= McGee (video game series) =

1989–1991 computer game series

McGee is a series of computer games released by Lawrence Productions for Kindergarteners ages 2–4.

==Description==
- McGee was the first game in a series for preschoolers in 1989. The program allows kids to control young McGee, a preschooler himself, in and around his house. This is done from the mouse by pointing and clicking at the pictorial icons at the bottom of screen. For instance, if you click on the ball, McGee will start playing with it. If you click on the TV, McGee will sit down and proceed watching the tube.
- Katie’s Farm, let kids further explore the world of McGee in 1990. The second point and click exploration game for preschoolers, McGee visits his cousin Katie at her farm.
- McGee at the Fun Fair, let kids further explore the world of McGee in 1991. The third and last in the series followed the adventures of McGee and his friend Tony at the Fun Fair, with careful supervision from McGee's parents. It also provides the same point and click interface of the previous two games.

==Reception==
Computer Gaming World gave McGee five stars out of five, stating that it was "a remarkably imaginative ... charming, simple, non-threatening introduction to computer literacy and interaction" that did not require reading skills.

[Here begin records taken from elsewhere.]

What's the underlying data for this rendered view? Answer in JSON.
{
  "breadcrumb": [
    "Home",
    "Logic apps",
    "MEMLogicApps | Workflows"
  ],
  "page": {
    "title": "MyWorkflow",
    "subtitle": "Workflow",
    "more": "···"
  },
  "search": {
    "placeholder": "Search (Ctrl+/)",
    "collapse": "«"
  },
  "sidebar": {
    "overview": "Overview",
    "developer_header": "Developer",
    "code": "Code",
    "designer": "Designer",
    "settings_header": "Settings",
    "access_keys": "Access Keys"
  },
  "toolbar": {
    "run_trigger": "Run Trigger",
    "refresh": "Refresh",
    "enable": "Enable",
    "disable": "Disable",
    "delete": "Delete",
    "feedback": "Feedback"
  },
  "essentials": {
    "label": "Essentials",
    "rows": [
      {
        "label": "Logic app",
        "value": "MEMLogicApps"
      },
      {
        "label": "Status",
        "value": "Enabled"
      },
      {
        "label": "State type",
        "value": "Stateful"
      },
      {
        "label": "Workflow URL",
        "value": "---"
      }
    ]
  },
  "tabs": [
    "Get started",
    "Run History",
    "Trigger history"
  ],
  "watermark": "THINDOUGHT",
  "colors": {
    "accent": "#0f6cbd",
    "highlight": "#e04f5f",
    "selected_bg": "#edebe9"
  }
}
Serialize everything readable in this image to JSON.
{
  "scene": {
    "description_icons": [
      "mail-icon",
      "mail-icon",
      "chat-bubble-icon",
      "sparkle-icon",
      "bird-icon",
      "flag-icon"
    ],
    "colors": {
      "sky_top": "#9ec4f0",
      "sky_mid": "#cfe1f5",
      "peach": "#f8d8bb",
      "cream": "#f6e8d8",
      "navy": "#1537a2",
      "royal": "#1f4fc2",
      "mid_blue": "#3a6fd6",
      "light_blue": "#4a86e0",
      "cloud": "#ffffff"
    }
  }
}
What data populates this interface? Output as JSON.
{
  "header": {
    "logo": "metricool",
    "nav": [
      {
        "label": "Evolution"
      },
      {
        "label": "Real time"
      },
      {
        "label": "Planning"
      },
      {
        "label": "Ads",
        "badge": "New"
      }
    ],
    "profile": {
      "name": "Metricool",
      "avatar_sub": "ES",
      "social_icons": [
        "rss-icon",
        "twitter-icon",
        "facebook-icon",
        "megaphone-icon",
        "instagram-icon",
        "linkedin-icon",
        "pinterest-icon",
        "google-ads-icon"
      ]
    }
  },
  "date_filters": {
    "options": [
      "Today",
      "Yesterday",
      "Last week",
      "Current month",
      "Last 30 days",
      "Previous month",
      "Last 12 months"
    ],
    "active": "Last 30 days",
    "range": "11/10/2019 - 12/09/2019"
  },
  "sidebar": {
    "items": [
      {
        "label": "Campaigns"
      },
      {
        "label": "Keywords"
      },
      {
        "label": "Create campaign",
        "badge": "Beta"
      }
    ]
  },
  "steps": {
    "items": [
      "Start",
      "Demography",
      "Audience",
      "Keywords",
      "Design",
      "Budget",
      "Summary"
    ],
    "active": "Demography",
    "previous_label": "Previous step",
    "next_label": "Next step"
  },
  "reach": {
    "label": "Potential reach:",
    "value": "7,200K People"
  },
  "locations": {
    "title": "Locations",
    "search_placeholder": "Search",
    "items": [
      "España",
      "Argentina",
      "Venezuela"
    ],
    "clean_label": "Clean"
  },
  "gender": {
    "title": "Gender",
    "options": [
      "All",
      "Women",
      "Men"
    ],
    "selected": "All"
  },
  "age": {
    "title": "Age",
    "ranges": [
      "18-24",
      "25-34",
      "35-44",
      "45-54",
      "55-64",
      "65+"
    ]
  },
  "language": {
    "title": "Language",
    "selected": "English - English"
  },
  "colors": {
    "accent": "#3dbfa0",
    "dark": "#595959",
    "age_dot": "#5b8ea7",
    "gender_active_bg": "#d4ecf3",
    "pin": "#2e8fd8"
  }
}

The magazine also gave Katie's Farm five stars, stating that "even young children can run the software all by themselves". Computer Gaming World later reviewed the series, calling it "excellent" and concluding that "the three programs should provide hours of fun and stimulation for preschool players".

All three titles were reviewed in the Oppenheim Toy Portfolio Guide Book where the "electronic pop-up books" were praised for bringing "picturebooks [...] alive for young children".